O uso da Cannabis medicinal deve sempre ser individualizado, com orientação profissional e em formulações seguras, como óleos e cápsulas, que oferecem controle preciso das doses.

Há evidências de que a Cannabis possa interferir positiva ou negativamente na resposta imunológica ou na eficácia da terapia antirretroviral?

Segundo os estudos mais recentes, o uso responsável da cannabis medicinal não interfere negativamente na resposta imunológica nem na eficácia da terapia antirretroviral (TARV).

  • Pesquisas apontam que o uso medicinal da cannabis em pessoas com HIV não está associado à redução de células CD4 nem ao aumento da carga viral. Algumas evidências sugerem, inclusive, que pode haver redução de processos inflamatórios crônicos em usuários regulares, o que pode beneficiar a saúde como um todo.
  • A cannabis também pode auxiliar indiretamente na adesão ao tratamento, pois contribui para o alívio de sintomas como dor, insônia ou náuseas, tornando a rotina com os medicamentos mais confortável.

É importante lembrar que a TARV é segura, eficaz e tem poucos efeitos colaterais atualmente.
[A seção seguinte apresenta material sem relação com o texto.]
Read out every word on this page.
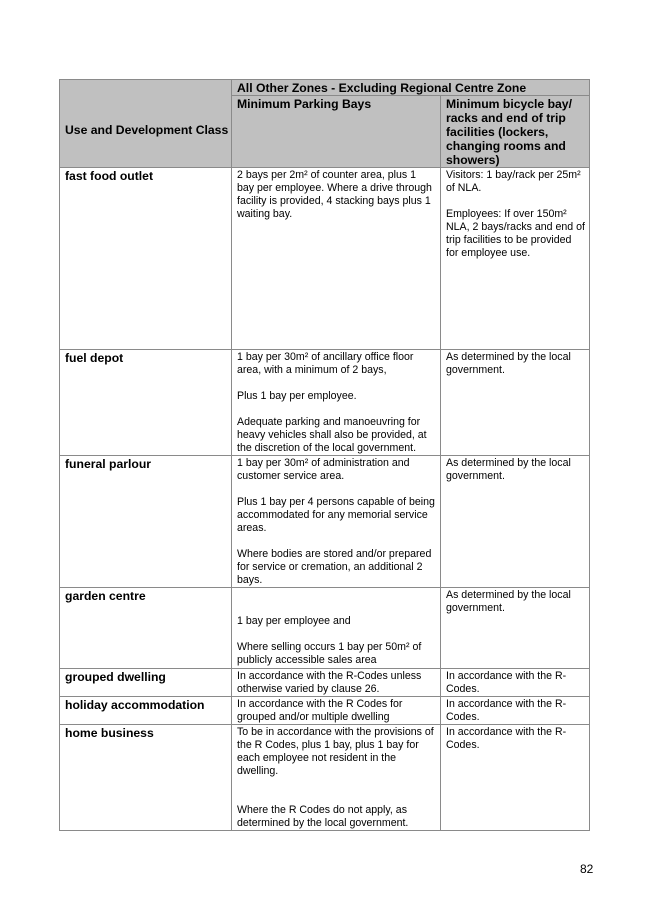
Use and Development Class	All Other Zones - Excluding Regional Centre Zone	
	Minimum Parking Bays	Minimum bicycle bay/ racks and end of trip facilities (lockers, changing rooms and showers)
fast food outlet	2 bays per 2m² of counter area, plus 1 bay per employee. Where a drive through facility is provided, 4 stacking bays plus 1 waiting bay.	Visitors: 1 bay/rack per 25m² of NLA.

Employees: If over 150m² NLA, 2 bays/racks and end of trip facilities to be provided for employee use.

fuel depot	1 bay per 30m² of ancillary office floor area, with a minimum of 2 bays,

Plus 1 bay per employee.

Adequate parking and manoeuvring for heavy vehicles shall also be provided, at the discretion of the local government.	As determined by the local government.

funeral parlour	1 bay per 30m² of administration and customer service area.

Plus 1 bay per 4 persons capable of being accommodated for any memorial service areas.

Where bodies are stored and/or prepared for service or cremation, an additional 2 bays.	As determined by the local government.

garden centre	1 bay per employee and

Where selling occurs 1 bay per 50m² of publicly accessible sales area	As determined by the local government.

grouped dwelling	In accordance with the R-Codes unless otherwise varied by clause 26.	In accordance with the R-Codes.

holiday accommodation	In accordance with the R Codes for grouped and/or multiple dwelling	In accordance with the R-Codes.

home business	To be in accordance with the provisions of the R Codes, plus 1 bay, plus 1 bay for each employee not resident in the dwelling.

Where the R Codes do not apply, as determined by the local government.	In accordance with the R-Codes.

82
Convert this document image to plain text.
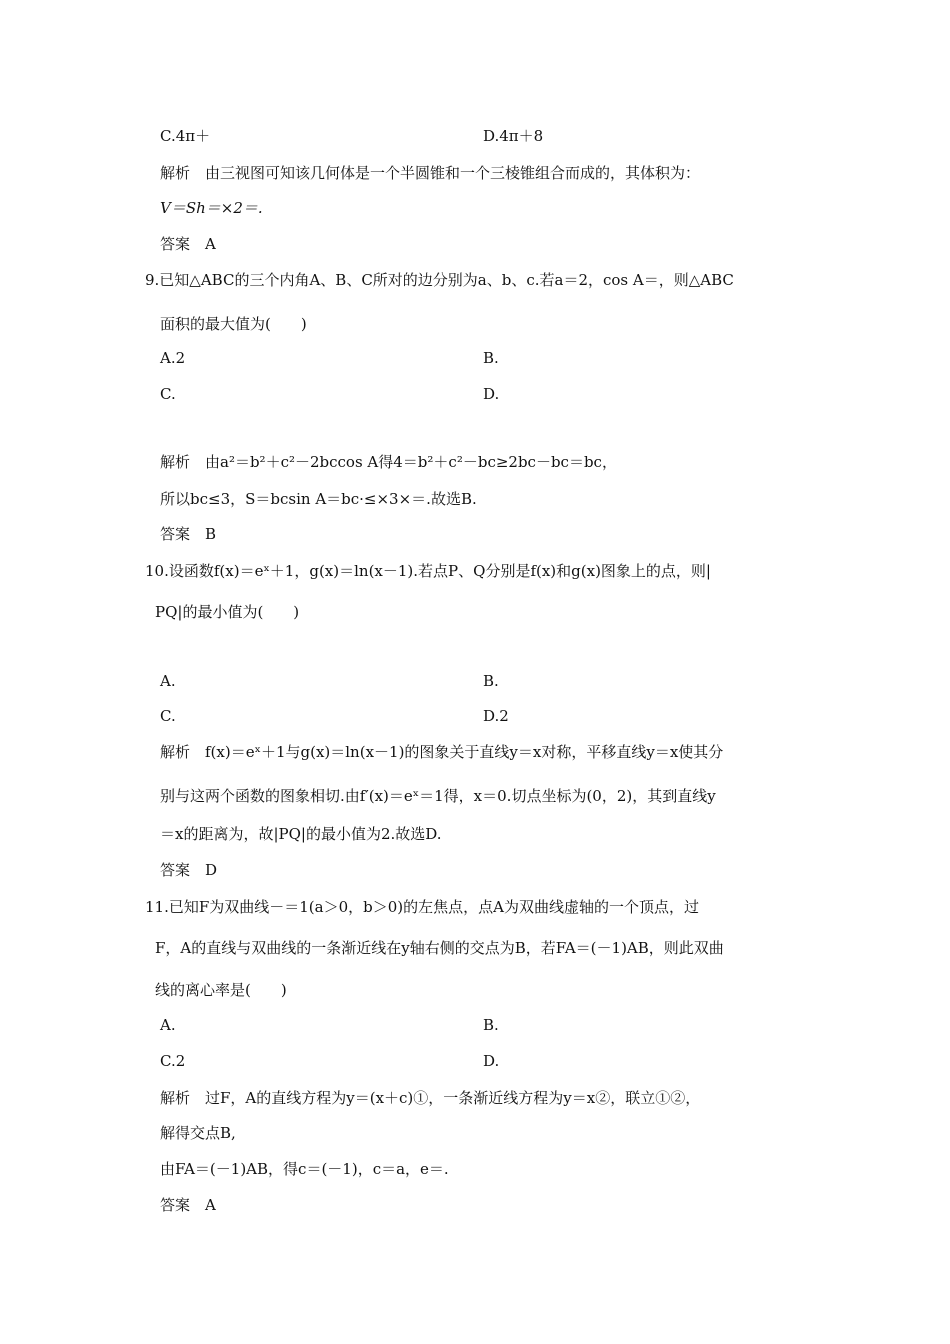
C.4π＋	D.4π＋8
解析　由三视图可知该几何体是一个半圆锥和一个三棱锥组合而成的，其体积为：
V＝Sh＝×2＝.
答案　A
9.已知△ABC的三个内角A、B、C所对的边分别为a、b、c.若a＝2，cos A＝，则△ABC
面积的最大值为(　　)
A.2	B.
C.	D.
解析　由a²＝b²＋c²－2bccos A得4＝b²＋c²－bc≥2bc－bc＝bc，
所以bc≤3，S＝bcsin A＝bc·≤×3×＝.故选B.
答案　B
10.设函数f(x)＝eˣ＋1，g(x)＝ln(x－1).若点P、Q分别是f(x)和g(x)图象上的点，则|
PQ|的最小值为(　　)
A.	B.
C.	D.2
解析　f(x)＝eˣ＋1与g(x)＝ln(x－1)的图象关于直线y＝x对称，平移直线y＝x使其分
别与这两个函数的图象相切.由f′(x)＝eˣ＝1得，x＝0.切点坐标为(0，2)，其到直线y
＝x的距离为，故|PQ|的最小值为2.故选D.
答案　D
11.已知F为双曲线－＝1(a＞0，b＞0)的左焦点，点A为双曲线虚轴的一个顶点，过
F，A的直线与双曲线的一条渐近线在y轴右侧的交点为B，若FA＝(－1)AB，则此双曲
线的离心率是(　　)
A.	B.
C.2	D.
解析　过F，A的直线方程为y＝(x＋c)①，一条渐近线方程为y＝x②，联立①②，
解得交点B,
由FA＝(－1)AB，得c＝(－1)，c＝a，e＝.
答案　A
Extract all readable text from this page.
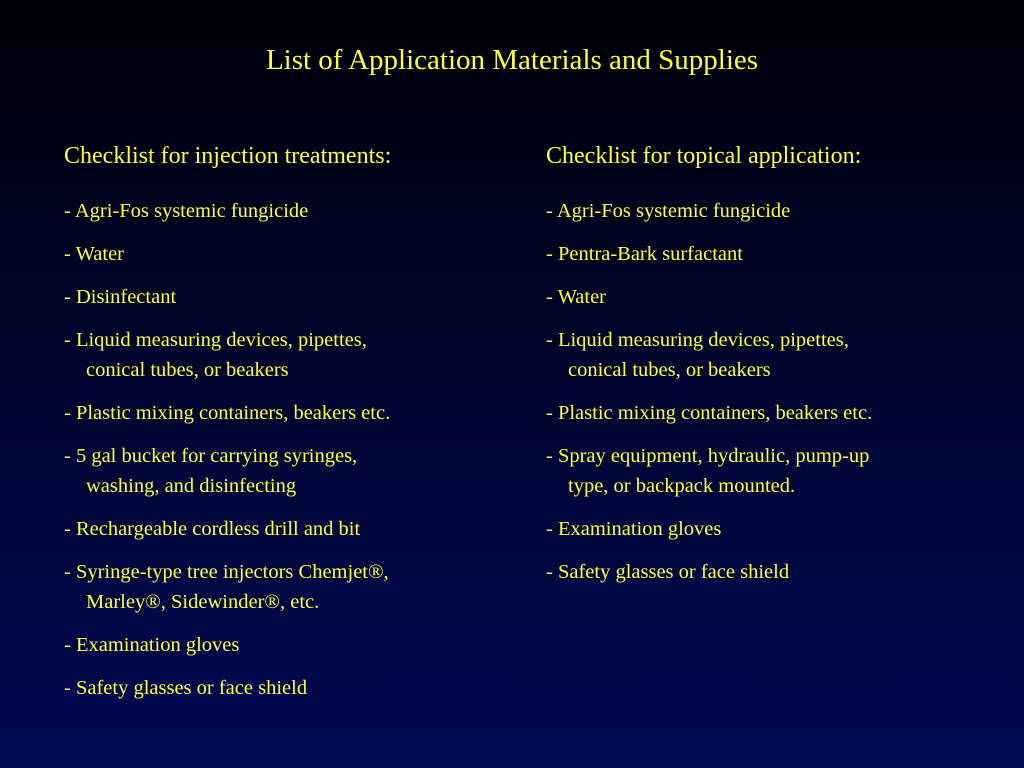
List of Application Materials and Supplies
Checklist for injection treatments:
- Agri-Fos systemic fungicide
- Water
- Disinfectant
- Liquid measuring devices, pipettes,
conical tubes, or beakers
- Plastic mixing containers, beakers etc.
- 5 gal bucket for carrying syringes,
washing, and disinfecting
- Rechargeable cordless drill and bit
- Syringe-type tree injectors Chemjet®,
Marley®, Sidewinder®, etc.
- Examination gloves
- Safety glasses or face shield
Checklist for topical application:
- Agri-Fos systemic fungicide
- Pentra-Bark surfactant
- Water
- Liquid measuring devices, pipettes,
conical tubes, or beakers
- Plastic mixing containers, beakers etc.
- Spray equipment, hydraulic, pump-up
type, or backpack mounted.
- Examination gloves
- Safety glasses or face shield
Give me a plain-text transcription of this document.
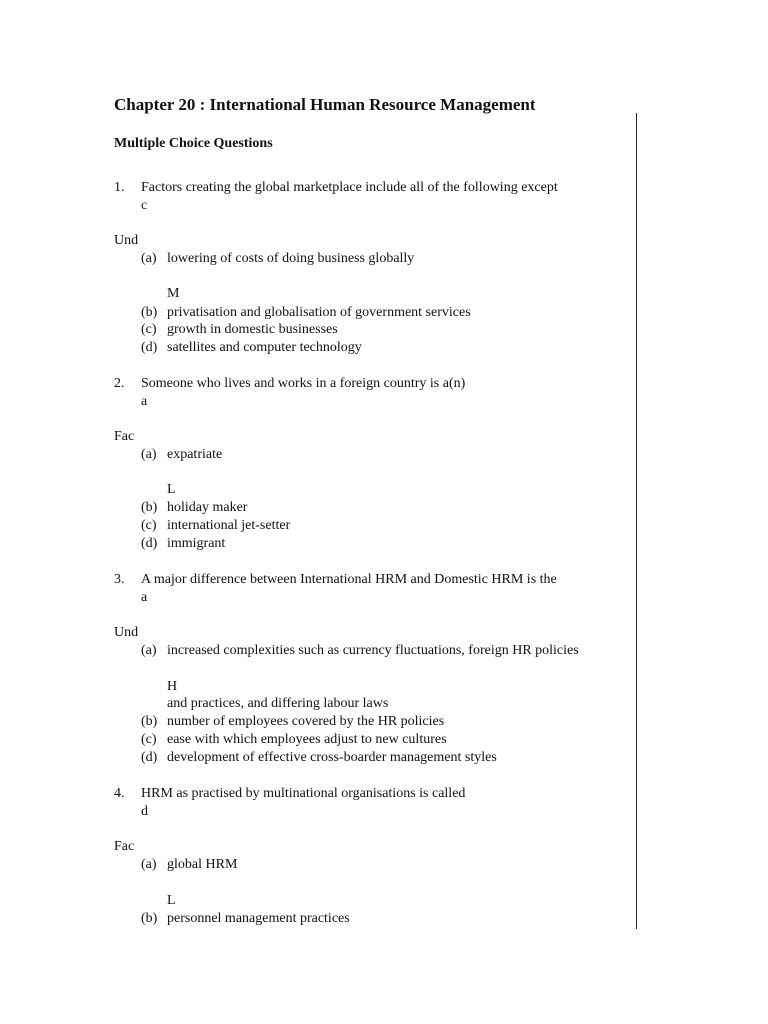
Chapter 20 : International Human Resource Management
Multiple Choice Questions
1. Factors creating the global marketplace include all of the following except
c
Und
(a) lowering of costs of doing business globally
M
(b) privatisation and globalisation of government services
(c) growth in domestic businesses
(d) satellites and computer technology
2. Someone who lives and works in a foreign country is a(n)
a
Fac
(a) expatriate
L
(b) holiday maker
(c) international jet-setter
(d) immigrant
3. A major difference between International HRM and Domestic HRM is the
a
Und
(a) increased complexities such as currency fluctuations, foreign HR policies
H
and practices, and differing labour laws
(b) number of employees covered by the HR policies
(c) ease with which employees adjust to new cultures
(d) development of effective cross-boarder management styles
4. HRM as practised by multinational organisations is called
d
Fac
(a) global HRM
L
(b) personnel management practices
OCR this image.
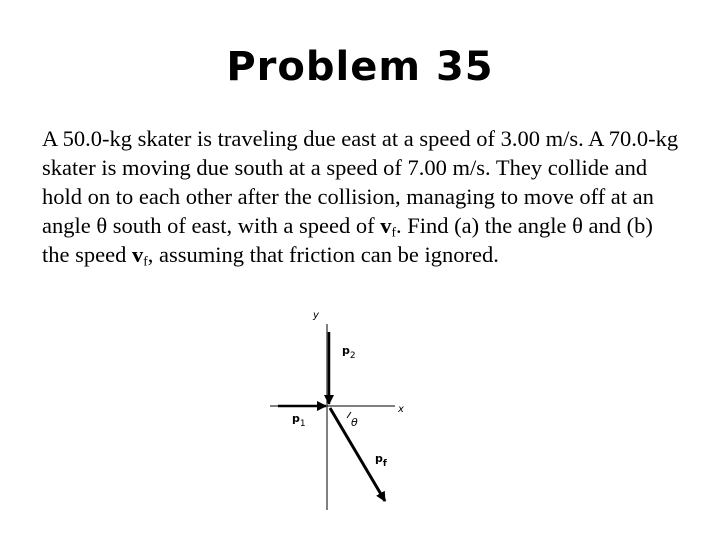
Problem 35
A 50.0-kg skater is traveling due east at a speed of 3.00 m/s. A 70.0-kg skater is moving due south at a speed of 7.00 m/s. They collide and hold on to each other after the collision, managing to move off at an angle θ south of east, with a speed of $v_f$. Find (a) the angle θ and (b) the speed $v_f$, assuming that friction can be ignored.
y
x
$p_2$
$p_1$	θ
$p_f$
Mas todo e qualquer uso de medicamento, inclusive à base de cannabis, deve ser comunicado ao seu médico infectologista, pois podem ocorrer interações com os antirretrovirais, afetando a absorção ou o efeito dos remédios.

Como a Dra. vê o papel da Cannabis no cuidado integral da saúde mental desses pacientes, considerando os altos índices de ansiedade, depressão e insônia na população com HIV?

O diagnóstico de HIV, além do impacto físico, pode afetar profundamente a saúde mental. Sentimentos como medo, ansiedade, tristeza e insônia são muito comuns, especialmente nos primeiros meses. A boa notícia é que hoje existe um arsenal terapêutico amplo — e a cannabis medicinal pode ser parte importante desse cuidado.

  • CBD para ansiedade e depressão: O canabidiol (CBD), um dos principais compostos da cannabis, tem efeito calmante e modulador do humor. Ele atua no sistema endocanabinoide e nos receptores de serotonina, ajudando a reduzir sintomas de ansiedade e depressão com segurança e sem efeitos psicoativos.
  • THC e sono: O THC, quando usado com cautela e na dose correta, pode ajudar a regular o sono, promovendo noites mais tranquilas e restauradoras. Isso é especialmente útil em momentos de tensão emocional ou alterações no ciclo do sono.
  • Bem-estar emocional e autonomia: O uso da Cannabis medicinal também pode representar um gesto de autocuidado e autonomia, melhorando a autoestima e fortalecendo o vínculo com o próprio corpo.

Contudo, é importante lembrar que o cuidado com a saúde mental deve ser sempre multidisciplinar. A cannabis pode ser um recurso complementar, mas não substitui a importância de fazer terapia, manter uma alimentação nutritiva e praticar atividade física regularmente. Esses são cuidados valiosos para todos nós — vivamos ou não com HIV.

Informação: a principal arma contra o estigma e o preconceito

Por fim, fica a certeza que o diálogo entre Cannabis medicinal, HIV/Aids e direitos humanos evidencia um ponto central: o preconceito e o estigma que ainda cercam os temas só podem ser enfrentados com informação qualificada. Durante décadas, mitos sobre transmissão, moralidade e uso de substâncias foram usados para discriminar pessoas vivendo com HIV, criando barreiras emocionais e sociais. Nesse contexto, a Cannabis medicinal, frequentemente alvo de estigmas semelhantes que sim estão mudando mas ainda existem, revela como o acesso ao conhecimento científico pode transformar realidades. Quando pacientes, profissionais e a sociedade compreendem que tanto o HIV e Aids quanto a Cannabis são temas de saúde pública, e não de julgamento moral, abre-se espaço para cuidado mais humano, políticas mais justas e maior autonomia para quem vive com o vírus. O combate ao estigma começa, portanto, pela informação: clara, responsável e baseada em evidências.